По мере того как шло время, глаза Элламарии все больше лезли на лоб. Морин Вудли, похоже, была не на шутку увлечена Бобом! Если не сказать больше. Элламария испытала настоящее потрясение: она и не подозревала, что Морин питает к нему такое чувство. И ведь прежде ничего подобного она ни разу не замечала. Когда же это началось?
— Что ж, ребята, перерыв десять минут! — возвестил он. — Попейте чайку и возвращайтесь. Долго я вас не займу, но кое-что мы должны обсудить, так что все должны быть в сборе.

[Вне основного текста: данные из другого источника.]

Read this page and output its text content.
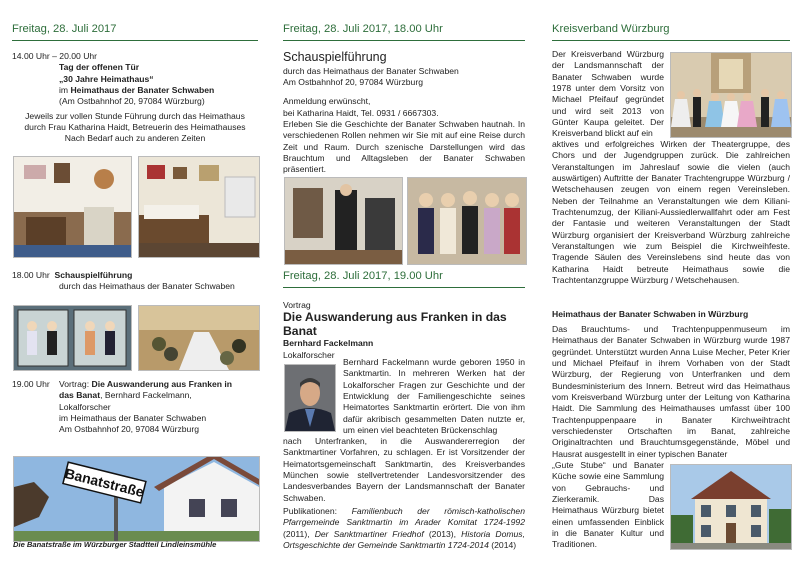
Freitag, 28. Juli 2017
14.00 Uhr – 20.00 Uhr
Tag der offenen Tür
„30 Jahre Heimathaus“
im Heimathaus der Banater Schwaben
(Am Ostbahnhof 20, 97084 Würzburg)
Jeweils zur vollen Stunde Führung durch das Heimathaus
durch Frau Katharina Haidt, Betreuerin des Heimathauses
Nach Bedarf auch zu anderen Zeiten
18.00 Uhr Schauspielführung
durch das Heimathaus der Banater Schwaben
19.00 Uhr	Vortrag: Die Auswanderung aus Franken in
das Banat, Bernhard Fackelmann,
Lokalforscher
im Heimathaus der Banater Schwaben
Am Ostbahnhof 20, 97084 Würzburg
Banatstraße
Die Banatstraße im Würzburger Stadtteil Lindleinsmühle
Freitag, 28. Juli 2017, 18.00 Uhr
Schauspielführung
durch das Heimathaus der Banater Schwaben
Am Ostbahnhof 20, 97084 Würzburg
Anmeldung erwünscht,
bei Katharina Haidt, Tel. 0931 / 6667303.
Erleben Sie die Geschichte der Banater Schwaben hautnah. In verschiedenen Rollen nehmen wir Sie mit auf eine Reise durch Zeit und Raum. Durch szenische Darstellungen wird das Brauchtum und Alltagsleben der Banater Schwaben präsentiert.
Freitag, 28. Juli 2017, 19.00 Uhr
Vortrag
Die Auswanderung aus Franken in das Banat
Bernhard Fackelmann
Lokalforscher
Bernhard Fackelmann wurde geboren 1950 in Sanktmartin. In mehreren Werken hat der Lokalforscher Fragen zur Geschichte und der Entwicklung der Familiengeschichte seines Heimatortes Sanktmartin erörtert. Die von ihm dafür akribisch gesammelten Daten nutzte er, um einen viel beachteten Brückenschlag
nach Unterfranken, in die Auswandererregion der Sanktmartiner Vorfahren, zu schlagen. Er ist Vorsitzender der Heimatortsgemeinschaft Sanktmartin, des Kreisverbandes München sowie stellvertretender Landesvorsitzender des Landesverbandes Bayern der Landsmannschaft der Banater Schwaben.
Publikationen: Familienbuch der römisch-katholischen Pfarrgemeinde Sanktmartin im Arader Komitat 1724-1992 (2011), Der Sanktmartiner Friedhof (2013), Historia Domus, Ortsgeschichte der Gemeinde Sanktmartin 1724-2014 (2014)
Kreisverband Würzburg
Der Kreisverband Würzburg der Landsmannschaft der Banater Schwaben wurde 1978 unter dem Vorsitz von Michael Pfeifauf gegründet und wird seit 2013 von Günter Kaupa geleitet. Der Kreisverband blickt auf ein
aktives und erfolgreiches Wirken der Theatergruppe, des Chors und der Jugendgruppen zurück. Die zahlreichen Veranstaltungen im Jahreslauf sowie die vielen (auch auswärtigen) Auftritte der Banater Trachtengruppe Würzburg / Wetschehausen zeugen von einem regen Vereinsleben. Neben der Teilnahme an Veranstaltungen wie dem Kiliani-Trachtenumzug, der Kiliani-Aussiedlerwallfahrt oder am Fest der Fantasie und weiteren Veranstaltungen der Stadt Würzburg organisiert der Kreisverband Würzburg zahlreiche Veranstaltungen wie zum Beispiel die Kirchweihfeste. Tragende Säulen des Vereinslebens sind heute das von Katharina Haidt betreute Heimathaus sowie die Trachtentanzgruppe Würzburg / Wetschehausen.
Heimathaus der Banater Schwaben in Würzburg
Das Brauchtums- und Trachtenpuppenmuseum im Heimathaus der Banater Schwaben in Würzburg wurde 1987 gegründet. Unterstützt wurden Anna Luise Mecher, Peter Krier und Michael Pfeifauf in ihrem Vorhaben von der Stadt Würzburg, der Regierung von Unterfranken und dem Bundesministerium des Innern. Betreut wird das Heimathaus vom Kreisverband Würzburg unter der Leitung von Katharina Haidt. Die Sammlung des Heimathauses umfasst über 100 Trachtenpuppenpaare in Banater Kirchweihtracht verschiedenster Ortschaften im Banat, zahlreiche Originaltrachten und Brauchtumsgegenstände, Möbel und Hausrat ausgestellt in einer typischen Banater
„Gute Stube“ und Banater Küche sowie eine Sammlung von Gebrauchs- und Zierkeramik. Das Heimathaus Würzburg bietet einen umfassenden Einblick in die Banater Kultur und Traditionen.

Он толкнул дверь маленькой кухоньки и замер на месте, услышав визгливый голос Морин. Никто не заметил его прихода, и Боб с нескрываемым изумлением увидел, как Морин, стоя за спиной Элламарии, театрально воздев руки к потолку и подвывая, старательно выговаривает гнусавым голосом с подчеркнутым американским акцентом:
«О Ромео! Где ты, Ромео?» А затем, понизив голос и подражая шотландскому выговору Боба, сама же и отвечает:
«Здесь, милая, дома со своей женой».
— Морин! — Голос режиссера прозвучал как удар хлыста. Морин резко обернулась. — Можно мне вас на пару слов?
Морин молча проследовала за ним в зал. Кивком велев ей закрыть кухонную дверь. Боб прошагал к своему столу и сел. В зале не было ни души, и подслушать их никто не мог.
— Послушайте, Морин, — спокойно начал Боб, хотя его глаза гневно сверкали. — Вы, должно быть, и сами понимаете, что ваша игра еще далека от совершенства. Может быть, если вы сосредоточите все силы на своих профессиональных обязанностях, уделяя поменьше внимания некоторым членам нашего коллектива, то мы скорее добьемся успеха.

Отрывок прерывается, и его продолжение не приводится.